Das Dilemma der funktionellen Lokalisation



Lokalisationstheorien können trotz vieler Ansätze das Gehirn nicht erklären. Das Konnektom zeigt, was bei einer Funktion aktiv wird - es sind die Konnektomfasern quer durch.

Die Funktionen des Gehirns in lokal abgrenzbaren Gebieten zu suchen, ist verständlich. Im Gegensatz zu den Maschinen war/ist der funktionelle Bauplan nicht bekannt. Aus der Struktur wird deren Funktion gefolgert. Dies ergibt etliche Lokalisationstheorien. Aber keine dieser Theorien kann bisher überzeugen.

Der Mainstream der Hirnforschung zweifelt inzwischen an der Lokalisation. Die Funktion wird im Netzwerk realisiert, so eine Aussage im Jahr 2015. Arvid Leyh von dasgehirn.info schreibt am 3.6.16: Heute lässt sich das Hirn eben primär als Netzwerk verstehen, das ist die Metapher unserer Zeit.

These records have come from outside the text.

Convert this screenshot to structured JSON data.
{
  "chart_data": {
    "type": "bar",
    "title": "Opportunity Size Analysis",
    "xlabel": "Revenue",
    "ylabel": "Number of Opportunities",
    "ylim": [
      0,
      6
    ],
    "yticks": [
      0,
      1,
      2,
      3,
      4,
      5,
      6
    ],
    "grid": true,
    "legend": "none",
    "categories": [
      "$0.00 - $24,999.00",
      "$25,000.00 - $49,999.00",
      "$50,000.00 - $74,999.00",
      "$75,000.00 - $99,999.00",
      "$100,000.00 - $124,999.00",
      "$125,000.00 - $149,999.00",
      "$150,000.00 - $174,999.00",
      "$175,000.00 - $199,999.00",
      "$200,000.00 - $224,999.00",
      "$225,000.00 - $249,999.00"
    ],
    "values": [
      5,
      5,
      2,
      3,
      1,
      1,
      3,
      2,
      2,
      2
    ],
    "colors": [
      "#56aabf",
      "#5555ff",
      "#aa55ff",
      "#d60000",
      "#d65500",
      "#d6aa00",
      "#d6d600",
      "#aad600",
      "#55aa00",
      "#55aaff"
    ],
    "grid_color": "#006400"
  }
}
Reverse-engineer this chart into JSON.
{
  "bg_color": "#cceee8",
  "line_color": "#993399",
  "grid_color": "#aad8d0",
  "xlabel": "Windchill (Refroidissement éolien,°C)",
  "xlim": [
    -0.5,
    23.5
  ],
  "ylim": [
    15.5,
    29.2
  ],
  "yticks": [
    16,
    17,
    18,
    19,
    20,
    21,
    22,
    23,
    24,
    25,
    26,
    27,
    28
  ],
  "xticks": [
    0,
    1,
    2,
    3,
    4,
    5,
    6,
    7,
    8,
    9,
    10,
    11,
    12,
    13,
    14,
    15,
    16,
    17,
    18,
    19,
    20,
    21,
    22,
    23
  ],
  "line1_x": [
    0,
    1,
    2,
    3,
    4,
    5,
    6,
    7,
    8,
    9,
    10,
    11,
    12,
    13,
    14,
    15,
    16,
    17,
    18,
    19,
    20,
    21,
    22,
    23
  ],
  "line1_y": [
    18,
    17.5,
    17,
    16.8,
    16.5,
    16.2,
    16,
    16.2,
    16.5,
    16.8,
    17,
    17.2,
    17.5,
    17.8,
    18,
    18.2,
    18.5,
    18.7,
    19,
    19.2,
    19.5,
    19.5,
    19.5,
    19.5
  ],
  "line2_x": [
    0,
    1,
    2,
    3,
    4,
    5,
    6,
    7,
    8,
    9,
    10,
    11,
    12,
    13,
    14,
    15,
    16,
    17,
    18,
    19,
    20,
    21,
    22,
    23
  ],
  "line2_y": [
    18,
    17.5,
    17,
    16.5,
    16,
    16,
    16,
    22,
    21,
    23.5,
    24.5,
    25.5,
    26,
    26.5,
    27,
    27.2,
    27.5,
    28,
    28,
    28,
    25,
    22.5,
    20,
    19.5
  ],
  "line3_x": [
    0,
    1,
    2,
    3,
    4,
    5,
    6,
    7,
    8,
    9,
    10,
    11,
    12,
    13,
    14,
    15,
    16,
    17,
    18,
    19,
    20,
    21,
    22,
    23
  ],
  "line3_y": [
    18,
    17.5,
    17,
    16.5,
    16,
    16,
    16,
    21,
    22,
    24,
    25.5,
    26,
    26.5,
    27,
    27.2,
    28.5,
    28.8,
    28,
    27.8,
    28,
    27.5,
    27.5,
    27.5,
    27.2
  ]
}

Sebastian Seung schlägt den Begriff Bahn vor. Eine Bahn ist der Verlauf einer Erregung über viele Neurone. Der Mainstream ignoriert diesen Begriff bisher. Der Begriff Erregungsleitung beschreibt weiterhin die Erregungsleitung im einzelnen Neuron - typisches Lokaldenken. Erschreckend lang dauert das Umdenken. Ein Vergleich: Wird das Bahnschienennetz von oben betrachtet, wird dieses als Netzwerk sichtbar. Aber eine Zugverbindung benutzt nicht dieses als Netzwerk, sondern eine ausgewählte und durch die Weichen festgelegte Bahnstrecke. Ein Hirnforscher würde die Funktion, die Zugverbindung, so erklären: Die Verbindung von Rostock nach München wird durch das Schienennetzwerk realisiert.

Ein anderer Vergleich: Eine Maschine lässt sich strukturell oder funktionell gliedern. Diese Betrachtungsweisen sind unterschiedlich und bringen spezifische Einsichten. So lässt sich ein Auto durch die funktionellen Teile Motor, Getriebe, Räder usw. erklären. Die strukturelle Zerlegung ergibt in Schrauben, Blechteile, Behälter für Flüssigkeiten usw. Dies wird Stückliste genannt. Mittels der Stückliste lassen sich Materialien verbessern. Zum funktionellen Verständnis kann die Stückliste nicht helfen. Wird die Funktion erklärt, so muss funktionell gegliedert werden. Der Motor, das Getriebe, die Kupplung, die Bremsen sind funktionelle Teile. Anhand der Stückliste bleibt die Funktion einer Maschine unverständlich. Aber so erklären Hirnforscher das Gehirn! Ein aktuelles Beispiel im Jahr 2016. Studie zeigt, wie das Gehirn in den Merkmodus schaltet, Textausschnitte:

Ein Hirnforscher der alten Schule (Lokaldenken) würde das Bremslicht eines Autos folgend erklären: Immer wenn das Bremslicht aufleuchtet, wird ein Draht im Kabelbaum aktiv. Diesen Draht haben wir aufwendig lokalisiert. Dieser Draht realisiert die Funktion Bremslicht. Über ein Relais wird dabei das Standlicht zeitweilig ausgeschaltet. Aber der Draht ist nur Befehlsempfänger, erhält aus den Tiefen des Autos Infos, um aktiv zu werden. Es bleibt unverständlich, wenn ein Lehrer so das Bremslicht erklärt! Die funktionellen Teile, nicht die strukturellen Teile sind zu erklären.

Fazit:
Endlich raus aus der historisch verständliche Denk-Sackgasse. Das Lokaldenken verhindert das funktionelle Verständnis! Es ist wie bei des Kaisers neuen Kleider. Jeder sieht, der Kaiser ist nackt (die Lokalisation bringt nichts) und trotzdem wird weiter über das feine Gewebe diskutiert (siehe obiges Beispiel Umschaltung zum Merkmodus). Die Hirnforschung scheitert an ihrem Forschungsobjekt. Die erlernten und durch Wiederholung verfestigten Engramme (geprägte Bahnung) blockieren deren Veränderung. Dabei gibt es eine einfache Lösung: Dem Weg vom Rezeptor mit all der Diver- und Konvergenz zum Erfolgsorgan verfolgen.